Avian's SyncPlugin does this for you, but beware if you use FixedUpdate, you need to run the SyncPlugin in PostUpdate, otherwise you won't be syncing changes correctly. Visual interp happens in PostUpdate, even if physics runs in FixedUpdate.

// Run physics in FixedUpdate, but run the SyncPlugin in PostUpdate
app
  .add_plugins(
    PhysicsPlugins::new(FixedUpdate)
      .build()
      .disable::<SyncPlugin>(),
  )
  .add_plugins(SyncPlugin::new(PostUpdate));

Be aware that moving the SyncPlugin to PostUpdate could cause issues if you rely on modifying Transforms during FixedUpdate – they will no longer be synced back to the Avian components during FixedUpdate. If you manipulate physics objects by changing the Avian components directly, it should be fine.

Avian's SyncConfig

Using Avian's SyncConfig you can control how position and transform are synced. You might wish to disable transform_to_position, depending on how you game is built.

Caveats

  • The VisualInterpolationPlugin is currently only available for components that are present in the protocol. This is because the plugin needs to know how interpolation will be performed. The interpolation function is registered on the protocol directly instead of the component to circumvent the orphan rule (we want users to be able to define a custom interpolation function for external components)

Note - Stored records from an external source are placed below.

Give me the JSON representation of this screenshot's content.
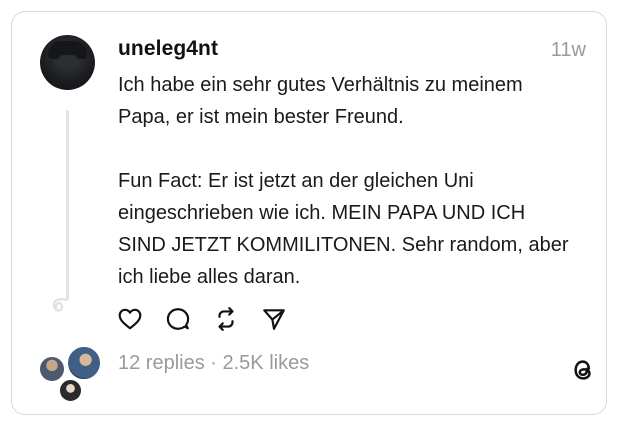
{
  "post": {
    "username": "uneleg4nt",
    "timestamp": "11w",
    "paragraph_1": "Ich habe ein sehr gutes Verhältnis zu meinem Papa, er ist mein bester Freund.",
    "paragraph_2": "Fun Fact: Er ist jetzt an der gleichen Uni eingeschrieben wie ich. MEIN PAPA UND ICH SIND JETZT KOMMILITONEN. Sehr random, aber ich liebe alles daran.",
    "stats": "12 replies · 2.5K likes"
  },
  "icons": {
    "like": "heart-icon",
    "reply": "comment-icon",
    "repost": "repost-icon",
    "share": "send-icon",
    "thread_loop": "loop-icon",
    "brand": "threads-logo-icon"
  },
  "colors": {
    "text": "#1a1a1a",
    "muted": "#9a9a9a",
    "border": "#d9d9d9",
    "thread_line": "#e3e3e3"
  }
}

    • NOTE: This will probably be changed in the future, by letting the user provide a custom interpolation function when creating the plugin.
  • The interpolation doesn't progress at the same rate at the very beginning, because we wait until there are two ticks available before we start doing the interpolation. (you can see in the example above that on the first frame the component is 1.0, and on the second frame 1.667, so the component value didn't progress by 1.33 like it will in the other frames).

    • NOTE: it's probably possible to avoid this by just not displaying the component until we have 2 ticks available, but I haven't implemented this yet.